Our next issue is vaccines. Kierra just does not do well with vaccines, it’s about a 2-3 week process for her to fully recover. She has all the typical ailments, sleepy, eats less, grumpy, etc. Then there is just a lot of general weakness in her body and she is fussy for at least a full week. She is not herself. It breaks my heart. We’ve talked with her pediatrician about it and we’ve decided to do 1 vaccine at a time from now on and see how that goes. Hopefully that lessens the blow for her but it adds more doctors visits of course.

So those are a few of the main conerns for Kierra at this point. Never an easy day but her smiles and kisses, my God, they make it all worth it. I see a lot of parents struggling with far more difficult situations with that marf loved one and it wrenches my soul. One, because it’s awful. I feel for them. Two – because I know we may face these things with Kierra. It’s disheartening that’s for sure. But the strength these parents and caregivers have…it’s other-wordly.

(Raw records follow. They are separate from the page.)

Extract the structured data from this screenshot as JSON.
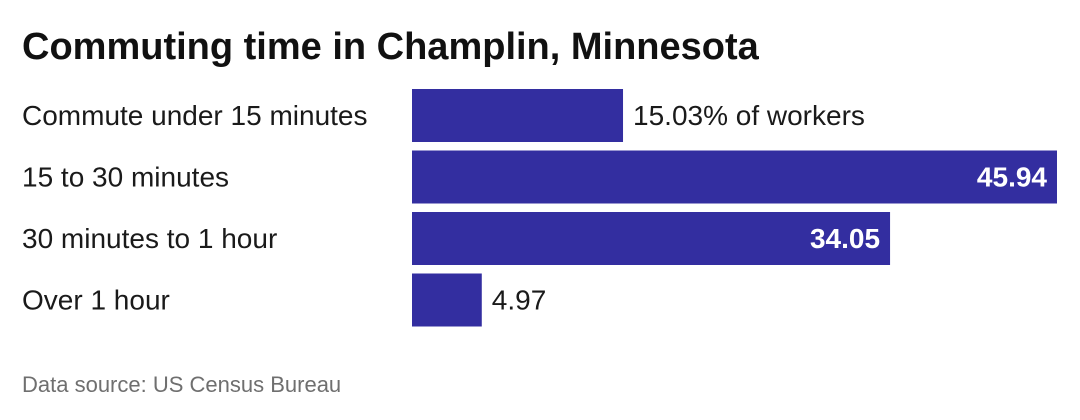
{
  "chart_data": {
    "type": "bar",
    "orientation": "horizontal",
    "title": "Commuting time in Champlin, Minnesota",
    "categories": [
      "Commute under 15 minutes",
      "15 to 30 minutes",
      "30 minutes to 1 hour",
      "Over 1 hour"
    ],
    "values": [
      15.03,
      45.94,
      34.05,
      4.97
    ],
    "value_labels": [
      "15.03% of workers",
      "45.94",
      "34.05",
      "4.97"
    ],
    "unit": "% of workers",
    "xlim": [
      0,
      45.94
    ],
    "grid": false,
    "legend": "none",
    "bar_color": "#332ea0",
    "source": "Data source: US Census Bureau"
  }
}
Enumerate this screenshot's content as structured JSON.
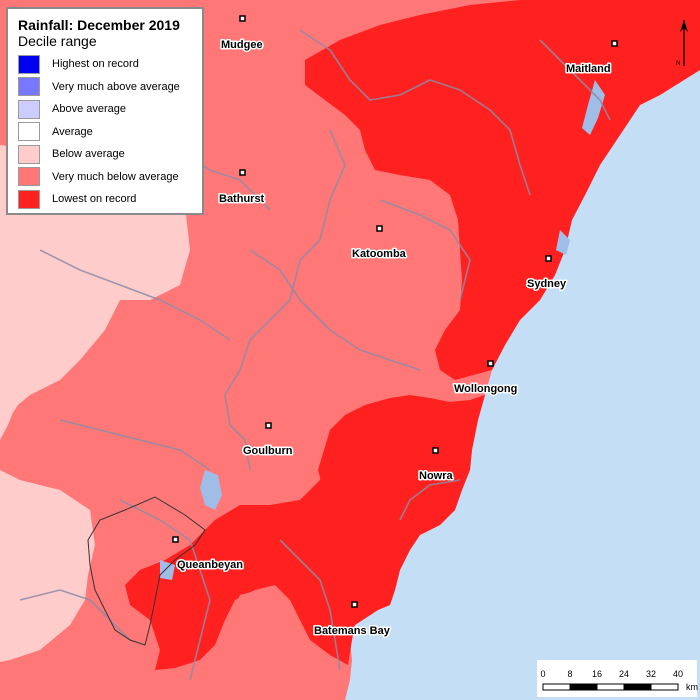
{
  "legend": {
    "title": "Rainfall: December 2019",
    "subtitle": "Decile range",
    "items": [
      {
        "label": "Highest on record",
        "color": "#0000ee"
      },
      {
        "label": "Very much above average",
        "color": "#7777ff"
      },
      {
        "label": "Above average",
        "color": "#ccccff"
      },
      {
        "label": "Average",
        "color": "#ffffff"
      },
      {
        "label": "Below average",
        "color": "#ffcccc"
      },
      {
        "label": "Very much below average",
        "color": "#ff7777"
      },
      {
        "label": "Lowest on record",
        "color": "#ff2020"
      }
    ]
  },
  "cities": [
    {
      "name": "Mudgee"
    },
    {
      "name": "Maitland"
    },
    {
      "name": "Bathurst"
    },
    {
      "name": "Katoomba"
    },
    {
      "name": "Sydney"
    },
    {
      "name": "Wollongong"
    },
    {
      "name": "Goulburn"
    },
    {
      "name": "Nowra"
    },
    {
      "name": "Queanbeyan"
    },
    {
      "name": "Batemans Bay"
    }
  ],
  "scale_bar": {
    "ticks": [
      "0",
      "8",
      "16",
      "24",
      "32",
      "40"
    ],
    "unit": "km"
  },
  "north_label": "N",
  "colors": {
    "ocean": "#c3def5",
    "below_average": "#ffcccc",
    "very_much_below_average": "#ff7777",
    "lowest_on_record": "#ff2020"
  }
}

Now I want to tell you a little bit about Kierra. She is AMAZING! I know, all parents think that about their kids, and they are right too. She really impresses me though with how intelligent she is. At 13 months of age she understands most of what we say. She signs at least 41 words and when I say she does this I do not mean she did it one time and I count that. She uses these 40+ words almost everyday and understands their meaning. She says about 10 words verbally. She outsmarts me on a daily basis, I am in TROUBLE people. She LOVES to ‘read’ with us, turns the pages, signs an animal she knows if she sees it in the story. She knows animal sounds like Cow = moo and monkey = ‘ooh ooh, ahh ahh’. She knows where her ears, eyes, nose, mouth, toes, knees, fingers, belly button and hair are. She knows when the dogs are being naughty and shakes her finger and says “AH AH!” to them. She loves to pick up a stuffed animal hug, kiss and snuggle it, then ask you to do the same. She is serious about stranger danger, especially someone with a hat on, but if you smile big enough and talk sweet enough, you’ll get a smile out of her in no time. At therapy, we have to break out the IPAD to distract her sometimes, and I am just floored by the way she catches on to the games on there and figures out what to do. She already knows that swiping with a finger on my phone, changes the screen. There are just so many things she does that astound everyone she comes in to contact with. She absorbs everything around her. She loves to learn and it makes her happy and proud when she sees that we are happy for her to know something. She’s a special girl. I don’t think she’ll be performing brain surgery at 11 or anything but she’s definitely intelligent. She takes more and more steps by herself each day but she is definitely taking her time to really walk and we’re okay with that. Her joints make her feel unstable and less sure of herself than a non-marf baby might, but she’s figuring it out. The best thing about Kierra, she is so incredibly loveable. I want to hug and squeeze and hold on tight to my little boo. God gave me such a tremendous treasure in her. Christopher and I pray over her every single night and I know God hears us.

So pray for Christopher and I as we continually face tough decisions for our little girl. Sometimes after all the research and doctors we talk to, we also have to listen to our parent ‘spidey’ sense. I believe it’s an instinct and I feel it very strong sometimes.